In 1962, a classic social psychology experiment was completed by Schachter and Singer. In the study, the researchers injected participants with a drug. The drug was known to increase physiological arousal. Physiological arousal includes increased heart rate, blood pressure, and energy. Only half of the participants were told about the drug’s effects in advance. The participants were then divided into two groups. The first group of participants was placed in a waiting room with non-study individuals who acted happy. The second group of participants was placed in a waiting room with non-study individuals who acted annoyed. Interestingly, those participants who were not told about the drug’s effects beforehand responded to the drug in the same manner as the non-study individuals with whom they shared a waiting room. Participants waiting with happy people became happy, while participants waiting with annoyed people became annoyed (Schachter & Singer, 1962).
The Schachter and Singer study is believed to support Daryl J. Bem’s Self-Perception Theory. Bem’s theory suggests that when a person is experiencing vague or unknown internal stimuli (such as the increased heart rate and blood pressure mentioned in the study above), that person will then look outside him- or herself to clues within the environment. These external clues are then used to make an interpretation about how the person should feel or behave (Bem, 1972).

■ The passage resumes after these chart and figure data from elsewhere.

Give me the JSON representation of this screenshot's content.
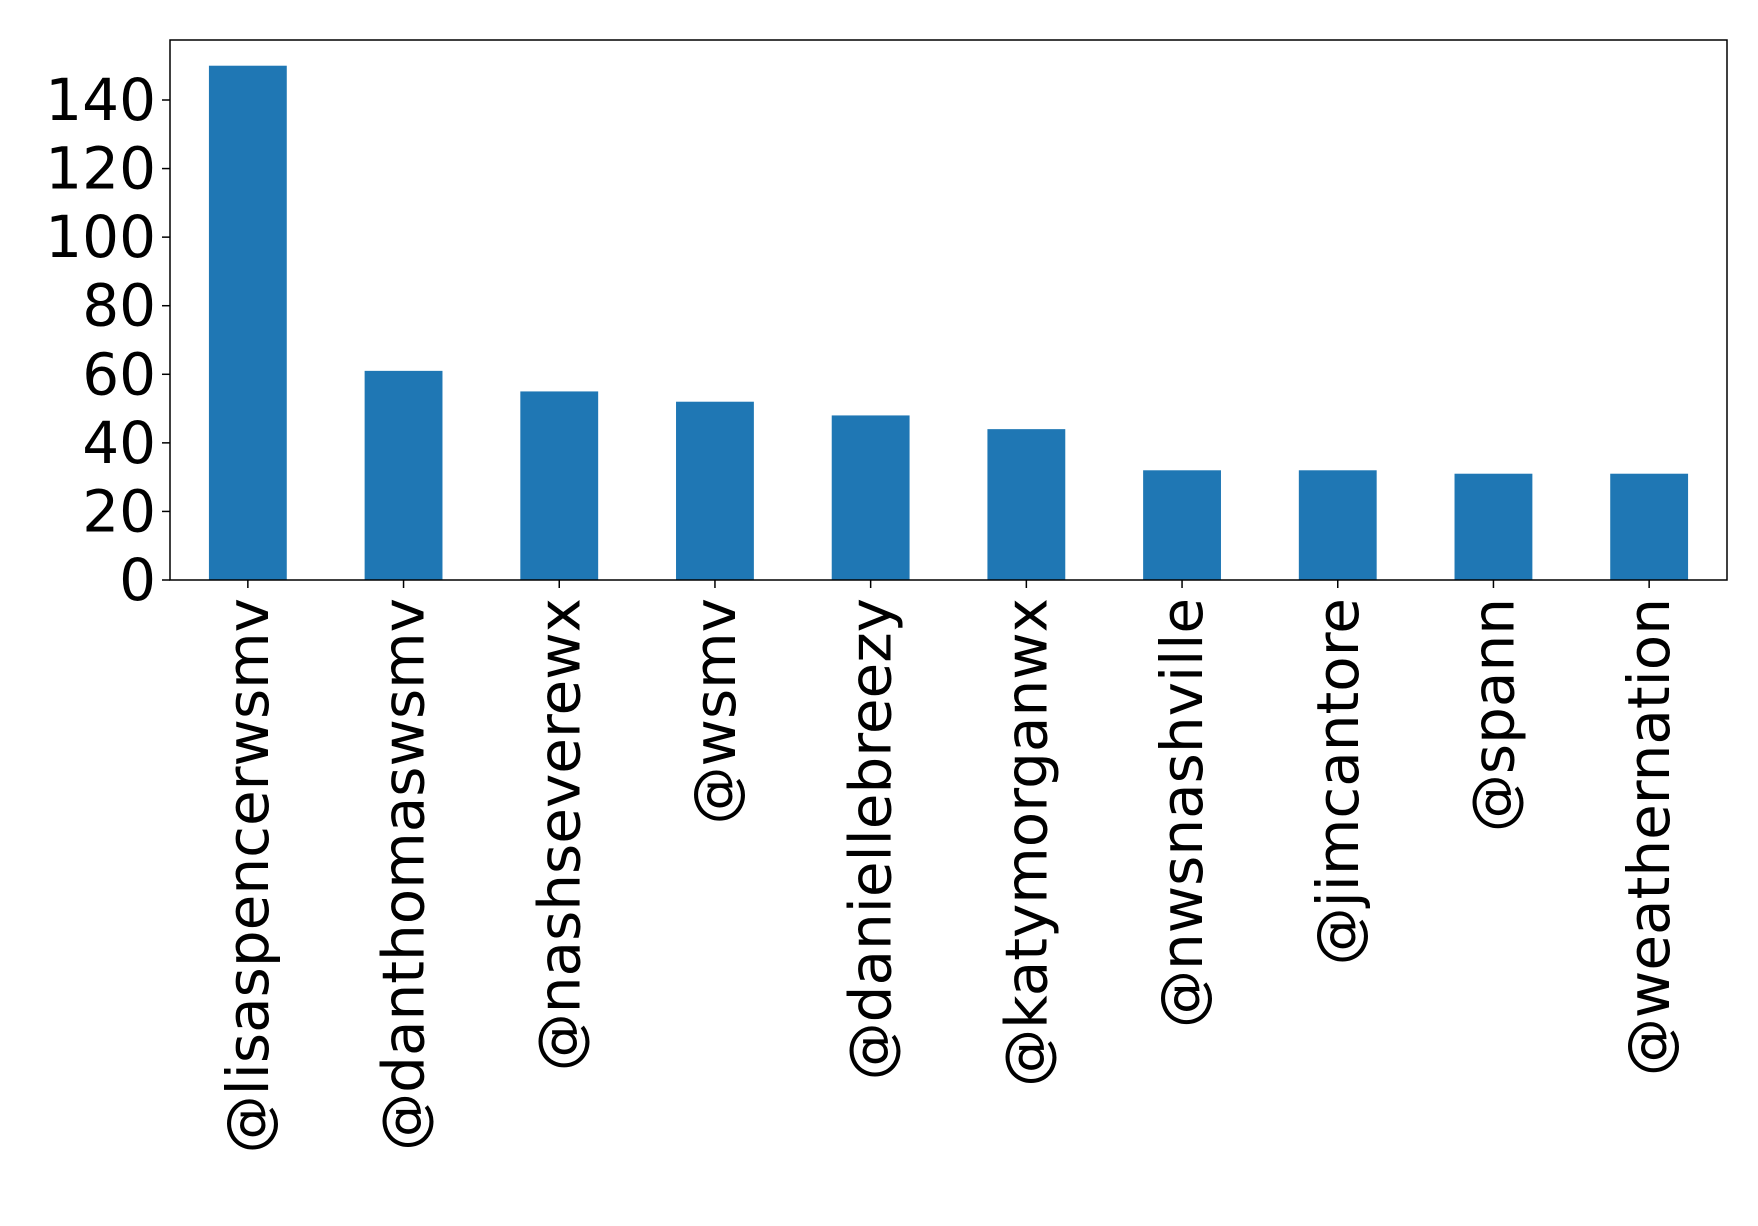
{
  "chart_data": {
    "type": "bar",
    "title": "",
    "xlabel": "",
    "ylabel": "",
    "categories": [
      "@lisaspencerwsmv",
      "@danthomaswsmv",
      "@nashseverewx",
      "@wsmv",
      "@daniellebreezy",
      "@katymorganwx",
      "@nwsnashville",
      "@jimcantore",
      "@spann",
      "@weathernation"
    ],
    "values": [
      150,
      61,
      55,
      52,
      48,
      44,
      32,
      32,
      31,
      31
    ],
    "ylim": [
      0,
      157.5
    ],
    "yticks": [
      0,
      20,
      40,
      60,
      80,
      100,
      120,
      140
    ],
    "grid": false,
    "legend": "none",
    "bar_color": "#1f77b4"
  }
}
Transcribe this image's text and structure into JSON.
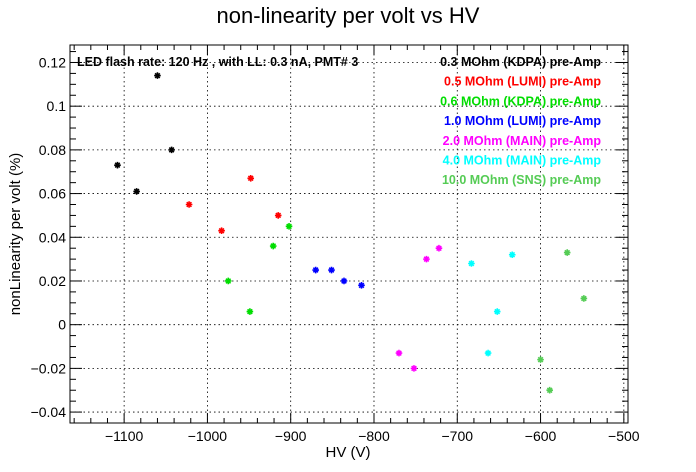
{
  "chart_data": {
    "type": "scatter",
    "title": "non-linearity per volt vs HV",
    "xlabel": "HV (V)",
    "ylabel": "nonLinearity per volt (%)",
    "annotation": "LED flash rate: 120 Hz , with LL: 0.3 nA, PMT# 3",
    "xlim": [
      -1165,
      -495
    ],
    "ylim": [
      -0.045,
      0.128
    ],
    "grid": true,
    "legend_position": "top-right",
    "x_ticks": [
      -1100,
      -1000,
      -900,
      -800,
      -700,
      -600,
      -500
    ],
    "x_tick_labels": [
      "−1100",
      "−1000",
      "−900",
      "−800",
      "−700",
      "−600",
      "−500"
    ],
    "y_ticks": [
      -0.04,
      -0.02,
      0,
      0.02,
      0.04,
      0.06,
      0.08,
      0.1,
      0.12
    ],
    "y_tick_labels": [
      "−0.04",
      "−0.02",
      "0",
      "0.02",
      "0.04",
      "0.06",
      "0.08",
      "0.1",
      "0.12"
    ],
    "series": [
      {
        "name": "0.3 MOhm (KDPA) pre-Amp",
        "color": "#000000",
        "x": [
          -1108,
          -1085,
          -1060,
          -1043
        ],
        "y": [
          0.073,
          0.061,
          0.114,
          0.08
        ]
      },
      {
        "name": "0.5 MOhm (LUMI) pre-Amp",
        "color": "#ff0000",
        "x": [
          -1022,
          -983,
          -948,
          -915
        ],
        "y": [
          0.055,
          0.043,
          0.067,
          0.05
        ]
      },
      {
        "name": "0.6 MOhm (KDPA) pre-Amp",
        "color": "#00dd00",
        "x": [
          -975,
          -949,
          -921,
          -902
        ],
        "y": [
          0.02,
          0.006,
          0.036,
          0.045
        ]
      },
      {
        "name": "1.0 MOhm (LUMI) pre-Amp",
        "color": "#0000ff",
        "x": [
          -870,
          -851,
          -836,
          -815
        ],
        "y": [
          0.025,
          0.025,
          0.02,
          0.018
        ]
      },
      {
        "name": "2.0 MOhm (MAIN) pre-Amp",
        "color": "#ff00ff",
        "x": [
          -770,
          -752,
          -737,
          -722
        ],
        "y": [
          -0.013,
          -0.02,
          0.03,
          0.035
        ]
      },
      {
        "name": "4.0 MOhm (MAIN) pre-Amp",
        "color": "#00ffff",
        "x": [
          -683,
          -663,
          -652,
          -634
        ],
        "y": [
          0.028,
          -0.013,
          0.006,
          0.032
        ]
      },
      {
        "name": "10.0 MOhm (SNS) pre-Amp",
        "color": "#55cc55",
        "x": [
          -600,
          -589,
          -568,
          -548
        ],
        "y": [
          -0.016,
          -0.03,
          0.033,
          0.012
        ]
      }
    ]
  }
}
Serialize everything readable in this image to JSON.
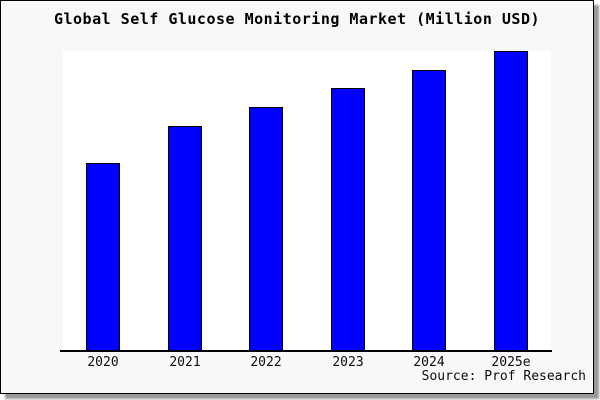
{
  "window": {
    "title": "Global Self Glucose Monitoring Market (Million USD)"
  },
  "footer": {
    "source_note": "Source: Prof Research"
  },
  "colors": {
    "bar_fill": "#0000ff",
    "bar_border": "#000000",
    "frame_background": "#f8f8f8",
    "plot_background": "#ffffff",
    "axis": "#000000",
    "shadow": "#999999",
    "text": "#000000"
  },
  "chart_data": {
    "type": "bar",
    "title": "Global Self Glucose Monitoring Market (Million USD)",
    "categories": [
      "2020",
      "2021",
      "2022",
      "2023",
      "2024",
      "2025e"
    ],
    "values": [
      62.7,
      75.0,
      81.3,
      87.7,
      93.7,
      100.0
    ],
    "units": "relative index (2025e = 100); no y-axis or value labels are shown in the image",
    "xlabel": "",
    "ylabel": "",
    "ylim": [
      0,
      100
    ],
    "grid": false,
    "legend": false,
    "bar_color": "#0000ff",
    "annotations": [
      "Source: Prof Research"
    ]
  }
}
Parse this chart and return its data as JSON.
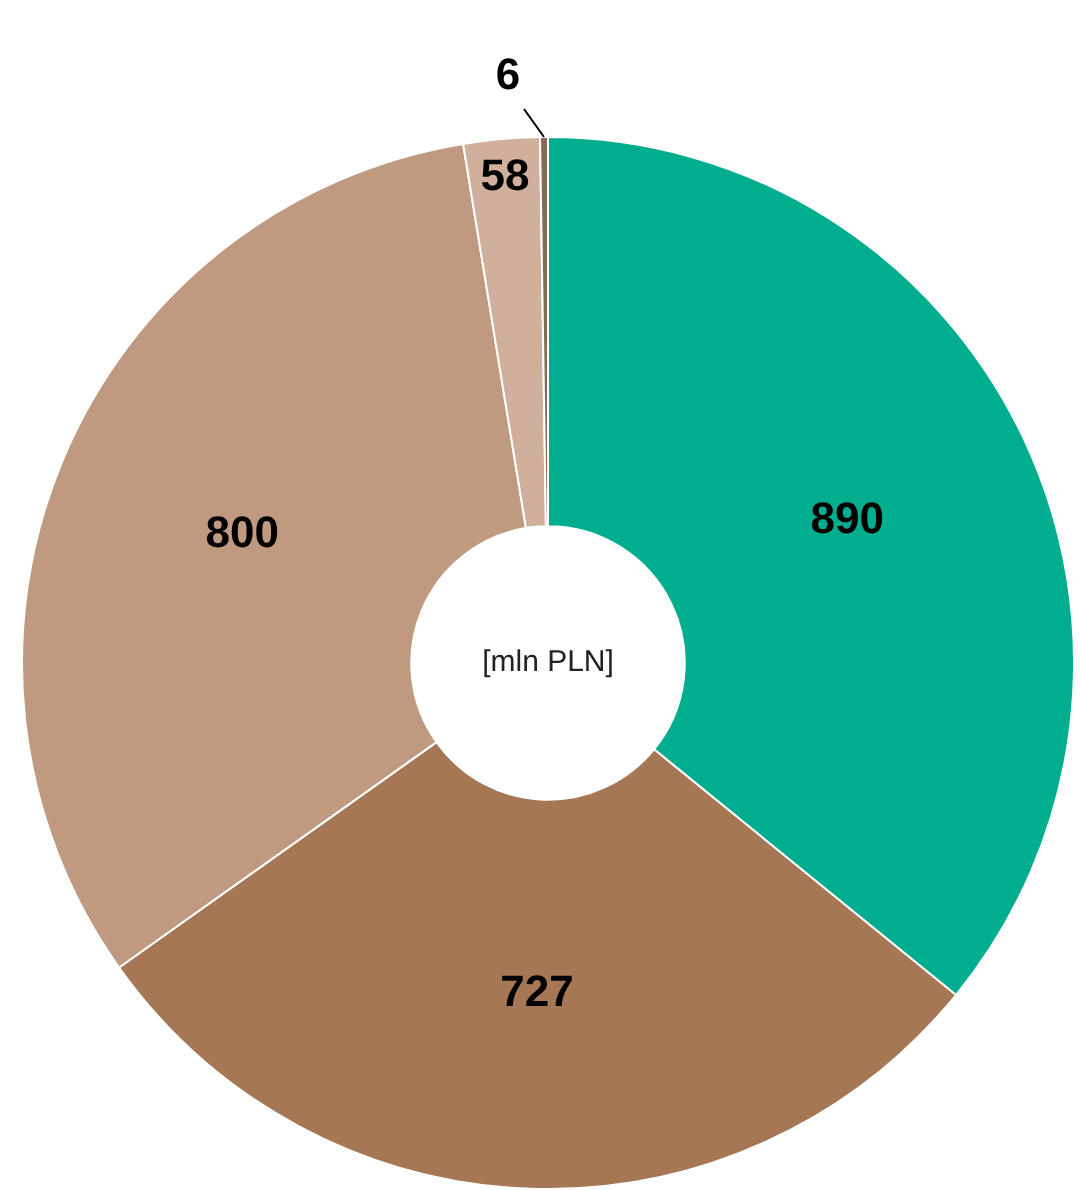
{
  "chart_data": {
    "type": "donut",
    "categories": [
      null,
      null,
      null,
      null,
      null
    ],
    "values": [
      890,
      727,
      800,
      58,
      6
    ],
    "colors": [
      "#00ad8e",
      "#a67754",
      "#c09a80",
      "#d0b09c",
      "#8a6a55"
    ],
    "data_labels": true,
    "legend": false,
    "annotations": [
      "[mln PLN]"
    ]
  }
}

Describe a situation from your own life or a situation you observed in which you or others responded primarily because of the behaviors, attitudes, or feelings of those around you (please describe the situation in detail).
In your own words, define the theory by Schachter and Singer and explain how it applies to your situation. Describe the internal stimuli that you were experiencing and signals that you picked up on from the other people within your environment.
In your own words, define Bem’s theory and provide an example. Discuss how Bem’s theory is different from Schacter and Singer’s theory?